CPT İMRALI’DA NEYİ İNCELEDİ?
Avrupa İşkencenin Önlenmesi Komitesi’nin (CPT) 20-29 Eylül 2022 tarihleri arasında İmralı Adası’na yaptığı ziyarete dair raporunu açıklamadığına dikkat çeken Çakmak, CPT’nin bu tutumunun kendi varlığını tartışmalı hale getirdiğini sözlerine ekledi. Çakmak, şunları söyledi: “CPT, insan hakları alanında çalışma yürüten bir kurum olduğu için, bir yerde hak ihlali varsa, bunu tespit edip kamuoyuna açıklamalıdır. CPT neyi inceledi? Ne tespit etti? Kişinin sağlık durumu nasıl? Hapishane koşulları nasıl? Sosyal hakların kullanımı nasıl? Diğer temel haklarını kullanabiliyor mu? Buna dair bir açıklama yok. Bu da CPT’nin varoluş amacını ve insan hakları alanında var olan bir kurum olma iddiasını ciddi anlamda tartışmaya açıyor.”

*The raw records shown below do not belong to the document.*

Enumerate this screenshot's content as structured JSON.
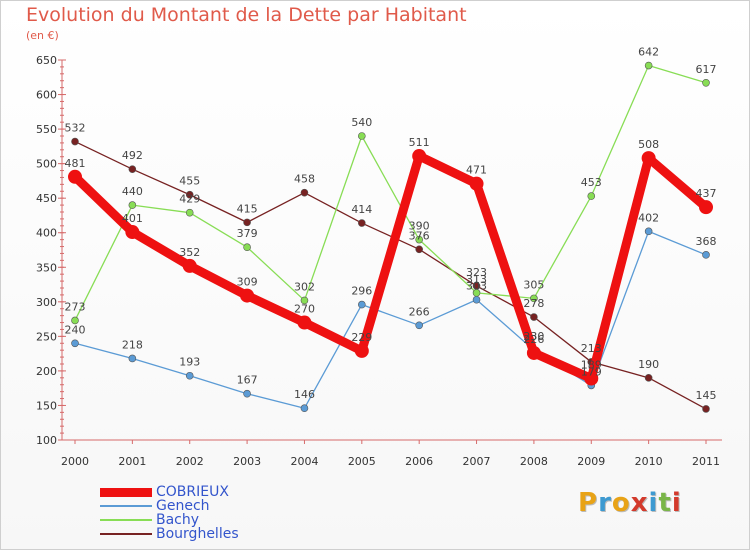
{
  "header": {
    "title": "Evolution du Montant de la Dette par Habitant",
    "unit": "(en €)"
  },
  "logo": {
    "text": "Proxiti",
    "letter_colors": [
      "#e8a317",
      "#3d9ad1",
      "#e8a317",
      "#d33a2c",
      "#3d9ad1",
      "#7ab648",
      "#d33a2c"
    ]
  },
  "chart_data": {
    "type": "line",
    "title": "Evolution du Montant de la Dette par Habitant",
    "subtitle": "(en €)",
    "xlabel": "",
    "ylabel": "",
    "categories": [
      "2000",
      "2001",
      "2002",
      "2003",
      "2004",
      "2005",
      "2006",
      "2007",
      "2008",
      "2009",
      "2010",
      "2011"
    ],
    "ylim": [
      100,
      650
    ],
    "yticks": [
      100,
      150,
      200,
      250,
      300,
      350,
      400,
      450,
      500,
      550,
      600,
      650
    ],
    "grid": false,
    "legend_position": "bottom-left",
    "series": [
      {
        "name": "COBRIEUX",
        "color": "#ee1111",
        "values": [
          481,
          401,
          352,
          309,
          270,
          229,
          511,
          471,
          226,
          189,
          508,
          437
        ]
      },
      {
        "name": "Genech",
        "color": "#5b9bd5",
        "values": [
          240,
          218,
          193,
          167,
          146,
          296,
          266,
          303,
          230,
          179,
          402,
          368
        ]
      },
      {
        "name": "Bachy",
        "color": "#88dd55",
        "values": [
          273,
          440,
          429,
          379,
          302,
          540,
          390,
          313,
          305,
          453,
          642,
          617
        ]
      },
      {
        "name": "Bourghelles",
        "color": "#772222",
        "values": [
          532,
          492,
          455,
          415,
          458,
          414,
          376,
          323,
          278,
          213,
          190,
          145
        ]
      }
    ]
  }
}
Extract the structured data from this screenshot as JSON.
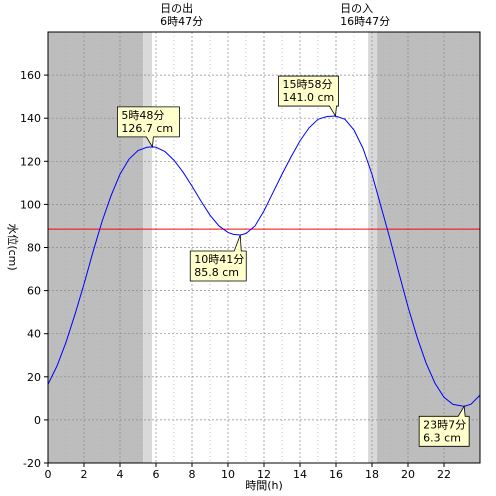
{
  "chart_data": {
    "type": "line",
    "xlabel": "時間(h)",
    "ylabel": "水位(cm)",
    "xlim": [
      0,
      24
    ],
    "ylim": [
      -20,
      180
    ],
    "x_ticks": [
      0,
      2,
      4,
      6,
      8,
      10,
      12,
      14,
      16,
      18,
      20,
      22
    ],
    "y_ticks": [
      -20,
      0,
      20,
      40,
      60,
      80,
      100,
      120,
      140,
      160
    ],
    "reference_level": 88.5,
    "sunrise": {
      "hour": 6.783,
      "labels": [
        "日の出",
        "6時47分"
      ]
    },
    "sunset": {
      "hour": 16.783,
      "labels": [
        "日の入",
        "16時47分"
      ]
    },
    "series": [
      {
        "x": [
          0,
          0.5,
          1,
          1.5,
          2,
          2.5,
          3,
          3.5,
          4,
          4.5,
          5,
          5.5,
          5.8,
          6,
          6.5,
          7,
          7.5,
          8,
          8.5,
          9,
          9.5,
          10,
          10.3,
          10.68,
          11,
          11.5,
          12,
          12.5,
          13,
          13.5,
          14,
          14.5,
          15,
          15.5,
          15.97,
          16.5,
          17,
          17.5,
          18,
          18.5,
          19,
          19.5,
          20,
          20.5,
          21,
          21.5,
          22,
          22.5,
          23.12,
          23.5,
          24
        ],
        "values": [
          16.5,
          25,
          36,
          49,
          63,
          78,
          92,
          104,
          114,
          121,
          125,
          126.5,
          126.7,
          126.5,
          124.5,
          120.5,
          115,
          108.5,
          101.5,
          95,
          90,
          87,
          86.1,
          85.8,
          86.5,
          90,
          97,
          105.5,
          114,
          122,
          129.5,
          135.5,
          139.5,
          140.8,
          141.0,
          139.5,
          134.5,
          126,
          114,
          99,
          84,
          68,
          52.5,
          38.5,
          26.5,
          17,
          10.5,
          7.2,
          6.3,
          7.3,
          11.5
        ]
      }
    ],
    "annotations": [
      {
        "x": 5.8,
        "y": 126.7,
        "lines": [
          "5時48分",
          "126.7 cm"
        ]
      },
      {
        "x": 10.68,
        "y": 85.8,
        "lines": [
          "10時41分",
          "85.8 cm"
        ]
      },
      {
        "x": 15.97,
        "y": 141.0,
        "lines": [
          "15時58分",
          "141.0 cm"
        ]
      },
      {
        "x": 23.12,
        "y": 6.3,
        "lines": [
          "23時7分",
          "6.3 cm"
        ]
      }
    ],
    "colors": {
      "line": "#0000ff",
      "reference": "#ff0000",
      "night": "#bdbdbd",
      "twilight": "#d9d9d9",
      "day": "#ffffff",
      "callout_fill": "#ffffcc"
    }
  }
}
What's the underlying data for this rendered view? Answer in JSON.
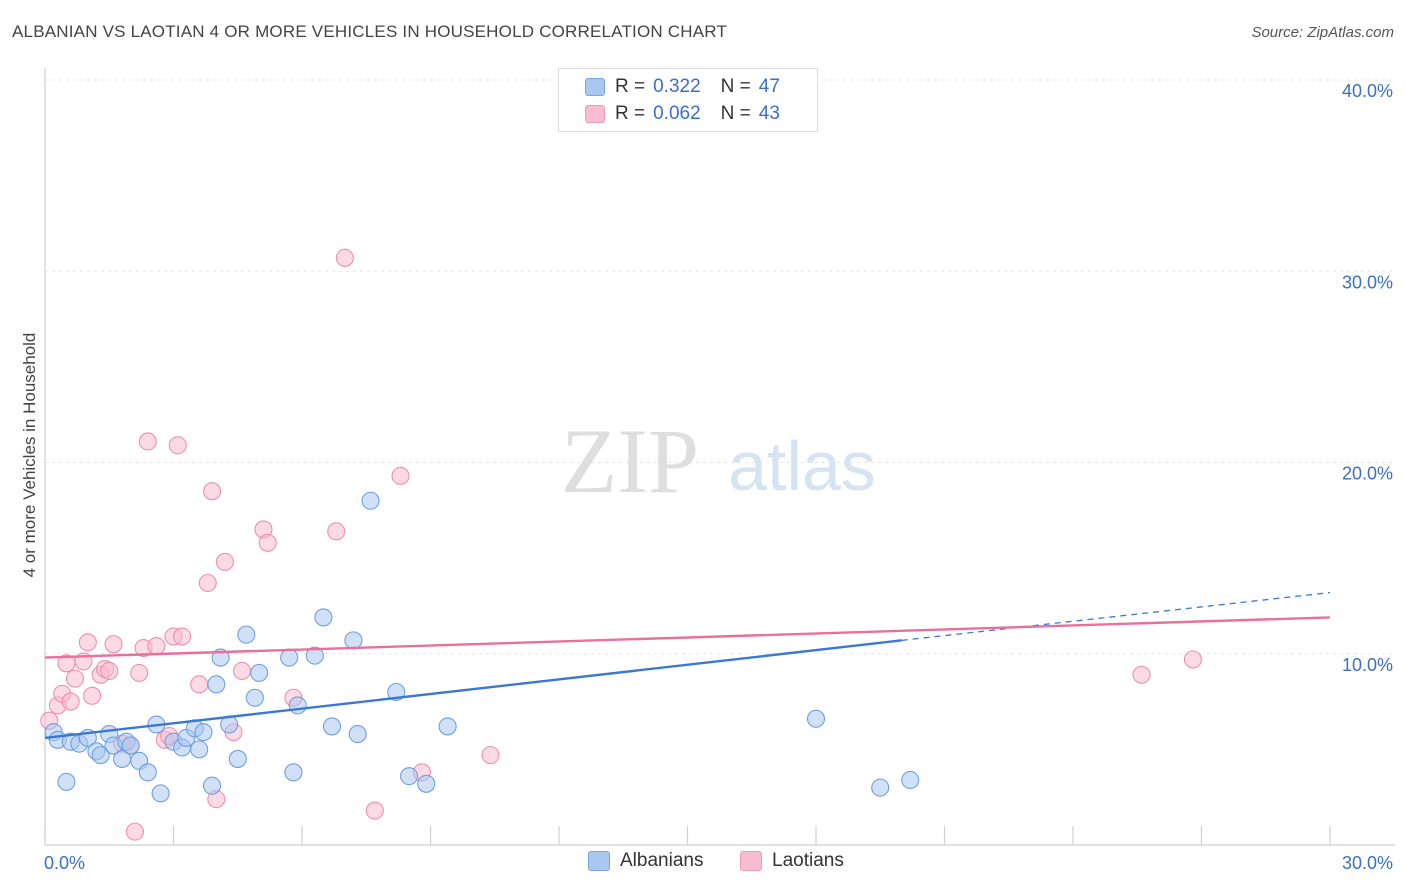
{
  "title": "ALBANIAN VS LAOTIAN 4 OR MORE VEHICLES IN HOUSEHOLD CORRELATION CHART",
  "source": "Source: ZipAtlas.com",
  "watermark": {
    "zip": "ZIP",
    "atlas": "atlas"
  },
  "legend": {
    "rows": [
      {
        "r_label": "R =",
        "r_value": "0.322",
        "n_label": "N =",
        "n_value": "47",
        "color": "#a9c8f0"
      },
      {
        "r_label": "R =",
        "r_value": "0.062",
        "n_label": "N =",
        "n_value": "43",
        "color": "#f7bcd0"
      }
    ]
  },
  "bottom_legend": [
    {
      "label": "Albanians",
      "color": "#a9c8f0"
    },
    {
      "label": "Laotians",
      "color": "#f7bcd0"
    }
  ],
  "chart_data": {
    "type": "scatter",
    "title": "ALBANIAN VS LAOTIAN 4 OR MORE VEHICLES IN HOUSEHOLD CORRELATION CHART",
    "xlabel": "",
    "ylabel": "4 or more Vehicles in Household",
    "xlim": [
      0,
      30
    ],
    "ylim": [
      0,
      40
    ],
    "x_tick_labels": [
      "0.0%",
      "30.0%"
    ],
    "y_ticks": [
      10,
      20,
      30,
      40
    ],
    "y_tick_labels": [
      "10.0%",
      "20.0%",
      "30.0%",
      "40.0%"
    ],
    "grid": true,
    "series": [
      {
        "name": "Albanians",
        "color": "#6f9fe0",
        "fill": "#a9c8f0",
        "trend_color": "#3a78d4",
        "trend": {
          "x0": 0,
          "y0": 5.6,
          "x1": 20.0,
          "y1": 10.7,
          "dash_to_x": 30,
          "dash_to_y": 13.2
        },
        "points": [
          [
            0.2,
            5.9
          ],
          [
            0.3,
            5.5
          ],
          [
            0.5,
            3.3
          ],
          [
            0.6,
            5.4
          ],
          [
            0.8,
            5.3
          ],
          [
            1.0,
            5.6
          ],
          [
            1.2,
            4.9
          ],
          [
            1.3,
            4.7
          ],
          [
            1.5,
            5.8
          ],
          [
            1.6,
            5.2
          ],
          [
            1.8,
            4.5
          ],
          [
            1.9,
            5.4
          ],
          [
            2.0,
            5.2
          ],
          [
            2.2,
            4.4
          ],
          [
            2.4,
            3.8
          ],
          [
            2.6,
            6.3
          ],
          [
            2.7,
            2.7
          ],
          [
            3.0,
            5.4
          ],
          [
            3.2,
            5.1
          ],
          [
            3.3,
            5.6
          ],
          [
            3.5,
            6.1
          ],
          [
            3.6,
            5.0
          ],
          [
            3.7,
            5.9
          ],
          [
            3.9,
            3.1
          ],
          [
            4.0,
            8.4
          ],
          [
            4.1,
            9.8
          ],
          [
            4.3,
            6.3
          ],
          [
            4.5,
            4.5
          ],
          [
            4.7,
            11.0
          ],
          [
            4.9,
            7.7
          ],
          [
            5.0,
            9.0
          ],
          [
            5.7,
            9.8
          ],
          [
            5.8,
            3.8
          ],
          [
            5.9,
            7.3
          ],
          [
            6.3,
            9.9
          ],
          [
            6.5,
            11.9
          ],
          [
            6.7,
            6.2
          ],
          [
            7.2,
            10.7
          ],
          [
            7.3,
            5.8
          ],
          [
            7.6,
            18.0
          ],
          [
            8.2,
            8.0
          ],
          [
            8.5,
            3.6
          ],
          [
            8.9,
            3.2
          ],
          [
            9.4,
            6.2
          ],
          [
            18.0,
            6.6
          ],
          [
            19.5,
            3.0
          ],
          [
            20.2,
            3.4
          ]
        ]
      },
      {
        "name": "Laotians",
        "color": "#ef8fb0",
        "fill": "#f7bcd0",
        "trend_color": "#e8709a",
        "trend": {
          "x0": 0,
          "y0": 9.8,
          "x1": 30,
          "y1": 11.9
        },
        "points": [
          [
            0.1,
            6.5
          ],
          [
            0.3,
            7.3
          ],
          [
            0.4,
            7.9
          ],
          [
            0.5,
            9.5
          ],
          [
            0.6,
            7.5
          ],
          [
            0.7,
            8.7
          ],
          [
            0.9,
            9.6
          ],
          [
            1.0,
            10.6
          ],
          [
            1.1,
            7.8
          ],
          [
            1.3,
            8.9
          ],
          [
            1.4,
            9.2
          ],
          [
            1.5,
            9.1
          ],
          [
            1.6,
            10.5
          ],
          [
            1.8,
            5.3
          ],
          [
            2.0,
            5.2
          ],
          [
            2.1,
            0.7
          ],
          [
            2.2,
            9.0
          ],
          [
            2.3,
            10.3
          ],
          [
            2.4,
            21.1
          ],
          [
            2.6,
            10.4
          ],
          [
            2.8,
            5.5
          ],
          [
            2.9,
            5.7
          ],
          [
            3.0,
            10.9
          ],
          [
            3.1,
            20.9
          ],
          [
            3.2,
            10.9
          ],
          [
            3.6,
            8.4
          ],
          [
            3.8,
            13.7
          ],
          [
            3.9,
            18.5
          ],
          [
            4.0,
            2.4
          ],
          [
            4.2,
            14.8
          ],
          [
            4.4,
            5.9
          ],
          [
            4.6,
            9.1
          ],
          [
            5.1,
            16.5
          ],
          [
            5.2,
            15.8
          ],
          [
            5.8,
            7.7
          ],
          [
            6.8,
            16.4
          ],
          [
            7.0,
            30.7
          ],
          [
            7.7,
            1.8
          ],
          [
            8.3,
            19.3
          ],
          [
            8.8,
            3.8
          ],
          [
            10.4,
            4.7
          ],
          [
            25.6,
            8.9
          ],
          [
            26.8,
            9.7
          ]
        ]
      }
    ]
  }
}
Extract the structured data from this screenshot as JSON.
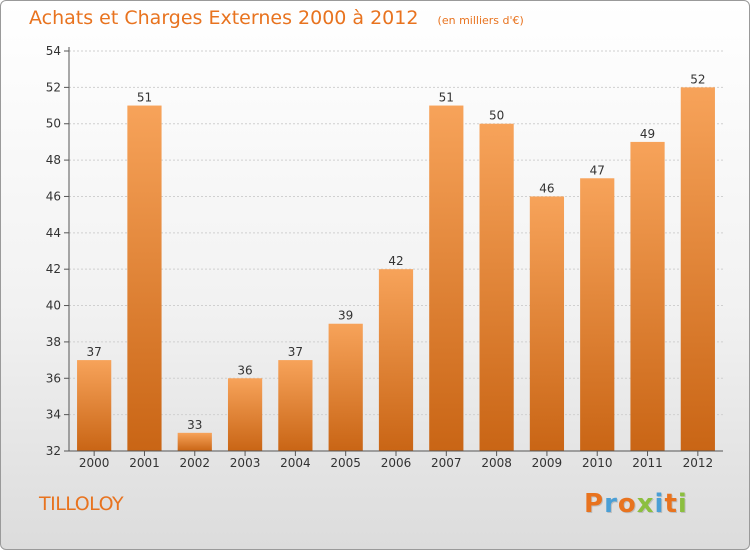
{
  "chart_data": {
    "type": "bar",
    "title": "Achats et Charges Externes 2000 à 2012",
    "subtitle": "(en milliers d'€)",
    "categories": [
      "2000",
      "2001",
      "2002",
      "2003",
      "2004",
      "2005",
      "2006",
      "2007",
      "2008",
      "2009",
      "2010",
      "2011",
      "2012"
    ],
    "values": [
      37,
      51,
      33,
      36,
      37,
      39,
      42,
      51,
      50,
      46,
      47,
      49,
      52
    ],
    "ylim": [
      32,
      54
    ],
    "yticks": [
      32,
      34,
      36,
      38,
      40,
      42,
      44,
      46,
      48,
      50,
      52,
      54
    ],
    "grid": true,
    "bar_color_top": "#f7a35a",
    "bar_color_bottom": "#c96515"
  },
  "footer": {
    "commune": "TILLOLOY",
    "logo_letters": [
      "P",
      "r",
      "o",
      "x",
      "i",
      "t",
      "i"
    ],
    "logo_colors": [
      "#e8731f",
      "#4a9fd6",
      "#e8731f",
      "#8cbf3f",
      "#4a9fd6",
      "#e8731f",
      "#8cbf3f"
    ]
  },
  "colors": {
    "title": "#e8731f"
  }
}
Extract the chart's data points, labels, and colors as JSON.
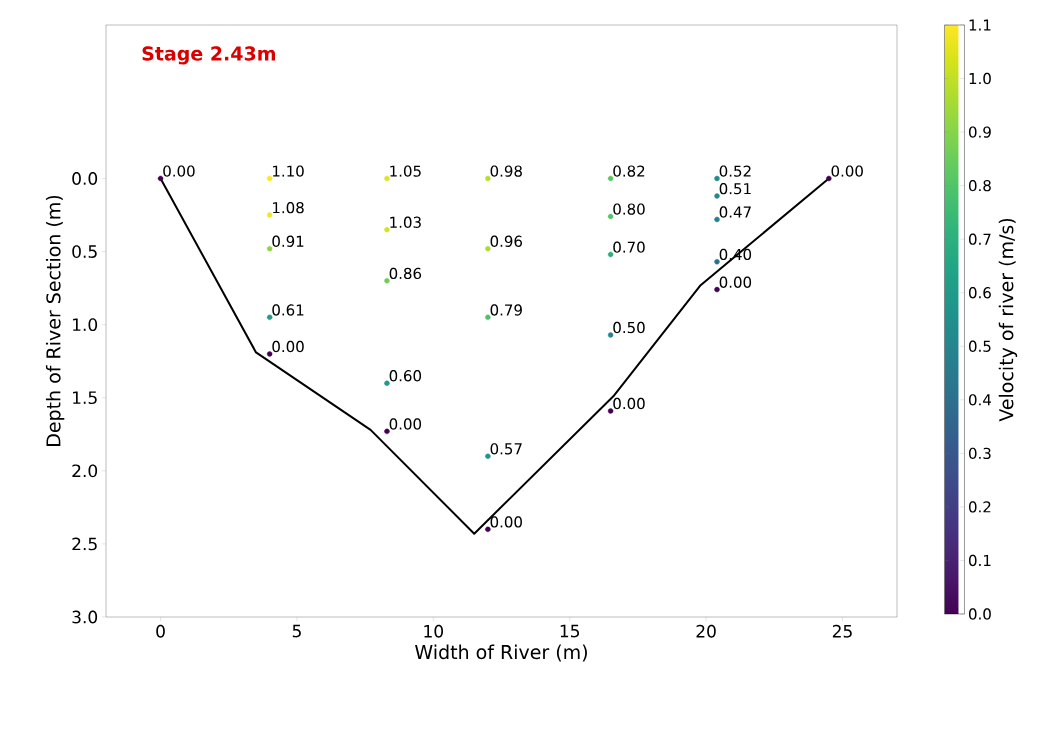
{
  "chart_data": {
    "type": "scatter",
    "xlabel": "Width of River (m)",
    "ylabel": "Depth of River Section (m)",
    "clabel": "Velocity of river (m/s)",
    "annotations": [
      "Stage 2.43m",
      {
        "text": "0.00",
        "x": 0,
        "y": 0
      },
      {
        "text": "1.10",
        "x": 4.0,
        "y": 0
      },
      {
        "text": "1.08",
        "x": 4.0,
        "y": 0.25
      },
      {
        "text": "0.91",
        "x": 4.0,
        "y": 0.48
      },
      {
        "text": "0.61",
        "x": 4.0,
        "y": 0.95
      },
      {
        "text": "0.00",
        "x": 4.0,
        "y": 1.2
      },
      {
        "text": "1.05",
        "x": 8.3,
        "y": 0
      },
      {
        "text": "1.03",
        "x": 8.3,
        "y": 0.35
      },
      {
        "text": "0.86",
        "x": 8.3,
        "y": 0.7
      },
      {
        "text": "0.60",
        "x": 8.3,
        "y": 1.4
      },
      {
        "text": "0.00",
        "x": 8.3,
        "y": 1.73
      },
      {
        "text": "0.98",
        "x": 12.0,
        "y": 0
      },
      {
        "text": "0.96",
        "x": 12.0,
        "y": 0.48
      },
      {
        "text": "0.79",
        "x": 12.0,
        "y": 0.95
      },
      {
        "text": "0.57",
        "x": 12.0,
        "y": 1.9
      },
      {
        "text": "0.00",
        "x": 12.0,
        "y": 2.4
      },
      {
        "text": "0.82",
        "x": 16.5,
        "y": 0
      },
      {
        "text": "0.80",
        "x": 16.5,
        "y": 0.26
      },
      {
        "text": "0.70",
        "x": 16.5,
        "y": 0.52
      },
      {
        "text": "0.50",
        "x": 16.5,
        "y": 1.07
      },
      {
        "text": "0.00",
        "x": 16.5,
        "y": 1.59
      },
      {
        "text": "0.52",
        "x": 20.4,
        "y": 0
      },
      {
        "text": "0.51",
        "x": 20.4,
        "y": 0.12
      },
      {
        "text": "0.47",
        "x": 20.4,
        "y": 0.28
      },
      {
        "text": "0.40",
        "x": 20.4,
        "y": 0.57
      },
      {
        "text": "0.00",
        "x": 20.4,
        "y": 0.76
      },
      {
        "text": "0.00",
        "x": 24.5,
        "y": 0
      }
    ],
    "xlim": [
      -2,
      27
    ],
    "xticks": [
      0,
      5,
      10,
      15,
      20,
      25
    ],
    "ylim": [
      3.0,
      -1.05
    ],
    "yticks": [
      {
        "value": 0,
        "label": "0.0"
      },
      0.5,
      {
        "value": 1,
        "label": "1.0"
      },
      1.5,
      {
        "value": 2,
        "label": "2.0"
      },
      2.5,
      {
        "value": 3,
        "label": "3.0"
      }
    ],
    "clim": [
      0,
      1.1
    ],
    "cticks": [
      {
        "value": 0,
        "label": "0.0"
      },
      0.1,
      0.2,
      0.3,
      0.4,
      0.5,
      0.6,
      0.7,
      0.8,
      0.9,
      {
        "value": 1,
        "label": "1.0"
      },
      1.1
    ],
    "grid": false,
    "series": [
      {
        "marker": "circle",
        "x": [
          0,
          4.0,
          4.0,
          4.0,
          4.0,
          4.0,
          8.3,
          8.3,
          8.3,
          8.3,
          8.3,
          12.0,
          12.0,
          12.0,
          12.0,
          12.0,
          16.5,
          16.5,
          16.5,
          16.5,
          16.5,
          20.4,
          20.4,
          20.4,
          20.4,
          20.4,
          24.5
        ],
        "values": [
          0,
          0,
          0.25,
          0.48,
          0.95,
          1.2,
          0,
          0.35,
          0.7,
          1.4,
          1.73,
          0,
          0.48,
          0.95,
          1.9,
          2.4,
          0,
          0.26,
          0.52,
          1.07,
          1.59,
          0,
          0.12,
          0.28,
          0.57,
          0.76,
          0
        ],
        "cvalues": [
          0,
          1.1,
          1.08,
          0.91,
          0.61,
          0,
          1.05,
          1.03,
          0.86,
          0.6,
          0,
          0.98,
          0.96,
          0.79,
          0.57,
          0,
          0.82,
          0.8,
          0.7,
          0.5,
          0,
          0.52,
          0.51,
          0.47,
          0.4,
          0,
          0
        ],
        "colors": [
          "#440154",
          "#fde725",
          "#f2e625",
          "#8cd545",
          "#229e88",
          "#440154",
          "#e0e326",
          "#d4e226",
          "#70ce57",
          "#219b88",
          "#440154",
          "#b7de2a",
          "#abdb32",
          "#4ec26a",
          "#21958b",
          "#440154",
          "#5cc762",
          "#53c468",
          "#2eb07d",
          "#25868d",
          "#440154",
          "#238a8d",
          "#24888d",
          "#287f8e",
          "#2e6f8e",
          "#440154",
          "#440154"
        ]
      },
      {
        "type": "line",
        "color": "#000000",
        "line_style": "solid",
        "marker": "none",
        "x": [
          0,
          3.5,
          7.7,
          11.5,
          16.6,
          19.8,
          24.5
        ],
        "values": [
          0,
          1.19,
          1.72,
          2.43,
          1.49,
          0.73,
          0
        ]
      }
    ]
  }
}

TECRİDE KARŞI HUKUKSAL GİRİŞİMLER
Abdullah Öcalan’la ilgili yaşanan hukuksuzluklara karşı hukuki girişimlerinin devam ettiğini vurgulayan Çakmak, “Geçen sene kurum temsilcileri ve baro başkanlarının da bulunduğu 29 farklı baroya kayıtlı 775 avukat, İmralı’da görüşme yapma talebiyle 10-17 Haziran tarihleri arasında Bursa Cumhuriyet Başsavcılığı’na başvurmuştu. Sonrasında 22 ülkeden 350 avukat 14 Eylül'de; Kuzey ve Doğu Suriye ile Suriye’nin farklı bölgelerinden 691 avukat da 19 Eylül'de benzer başvurularda bulunmuştu. Hukukçular topladıkları imzalarla Adalet Bakanlığı'na başvuruda bulundu. Ancak bakanlık, avukatların başvurusuna henüz cevap vermedi. Sonra 2023’te Türkiye Barolar Birliği’ne (TBB) başvuruda bulunduk. Bununla ilgili bir geri dönüş yok. Fakat Barolar Birliği’nin bununla ilgili bir adım atmasını bekliyoruz. Yakın zamanda da Barolar Birliği’yle tekrar bir görüşme planlamamız var. Önümüzdeki dönemle ilgili bir dizi hukuksal çalışmalarda gerçekleştirmeyi düşünüyoruz” şeklinde konuştu.